Let $G$ be a finite group and $R(G) = \Bbb Z\chi_1\oplus \cdots \oplus\Bbb Z\chi_h$ be the ring of virtual characters of $G$, so $\{\chi_i\}_{i=1}^h$ is the set of all irreducible characters of $G$. Let $p$ be prime, and let $V_p$ denote the subgroup of $R(G)$ generated by characters induced from $p$-elementary subgroup of $G$.
In Linear Representations of Finite Groups, Chapter 10, Serre shows that if the order of $G$ is $p^n\ell$ with $(p,\ell)=1$, then $\ell\in V_p$.

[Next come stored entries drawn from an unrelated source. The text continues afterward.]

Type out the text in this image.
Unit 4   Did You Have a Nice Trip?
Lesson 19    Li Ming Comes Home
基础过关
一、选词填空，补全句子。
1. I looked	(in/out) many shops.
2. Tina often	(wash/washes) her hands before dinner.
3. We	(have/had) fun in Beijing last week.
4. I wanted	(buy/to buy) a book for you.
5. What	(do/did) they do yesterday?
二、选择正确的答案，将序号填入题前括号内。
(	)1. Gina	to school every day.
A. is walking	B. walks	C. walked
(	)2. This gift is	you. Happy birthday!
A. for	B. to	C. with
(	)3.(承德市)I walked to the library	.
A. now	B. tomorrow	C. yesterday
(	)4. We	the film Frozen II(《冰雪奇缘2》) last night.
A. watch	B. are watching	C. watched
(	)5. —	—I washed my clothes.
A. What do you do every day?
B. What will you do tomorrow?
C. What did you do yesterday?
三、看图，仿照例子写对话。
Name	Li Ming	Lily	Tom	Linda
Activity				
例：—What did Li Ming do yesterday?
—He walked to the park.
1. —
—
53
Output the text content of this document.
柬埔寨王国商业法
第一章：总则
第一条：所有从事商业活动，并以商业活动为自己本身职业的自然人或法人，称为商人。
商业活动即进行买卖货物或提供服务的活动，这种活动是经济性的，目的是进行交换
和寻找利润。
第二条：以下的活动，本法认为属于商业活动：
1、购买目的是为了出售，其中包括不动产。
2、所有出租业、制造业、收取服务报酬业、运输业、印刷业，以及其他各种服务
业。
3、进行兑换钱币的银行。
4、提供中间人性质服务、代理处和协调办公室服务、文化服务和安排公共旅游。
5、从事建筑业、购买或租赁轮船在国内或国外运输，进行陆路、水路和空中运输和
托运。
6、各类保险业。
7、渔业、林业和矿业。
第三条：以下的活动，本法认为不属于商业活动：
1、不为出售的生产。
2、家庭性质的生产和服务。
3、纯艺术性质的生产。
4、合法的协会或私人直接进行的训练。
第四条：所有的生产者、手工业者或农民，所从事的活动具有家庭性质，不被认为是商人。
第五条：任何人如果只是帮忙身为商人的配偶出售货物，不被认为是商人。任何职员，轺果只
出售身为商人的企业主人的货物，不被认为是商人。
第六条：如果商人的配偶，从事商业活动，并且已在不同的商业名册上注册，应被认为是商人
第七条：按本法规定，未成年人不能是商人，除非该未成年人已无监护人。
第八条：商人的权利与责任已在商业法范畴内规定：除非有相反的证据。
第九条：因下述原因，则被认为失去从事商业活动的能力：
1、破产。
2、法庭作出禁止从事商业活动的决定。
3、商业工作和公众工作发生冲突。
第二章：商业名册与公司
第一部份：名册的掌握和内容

He then says that this is enough to show that the index $[R(G):V_p]$ is finite and relatively prime to $p$.
That the index is finite is clear: Since $V_p$ is an ideal of $R(G)$, then $\ell R(G)\leq V_p$, and since $$\infty > \ell h = [R(G): \ell R(G)] = [R(G): V_p][V_p:\ell R(G)],$$ is follows that $[R(G): V_p]<\infty$. (Recall that we said $h$ is the number of irreducible characters of $G$).
However, the equality $$[R(G): V_p] = \frac{\ell h}{[V_p:\ell R(G)]} $$ does not in itself guarantee that $[R(G): V_p]$ is prime to $p$, as far as I see. So, why does $\ell\in V_p$ imply $[R(G): V_p]$ is prime to $p$?
Posted this problem on math overflow and it seems the answer lies in an easy mistake: $[R(G):\ell R(G)] = \ell^h$, not $\ell h$, which is prime to $p$.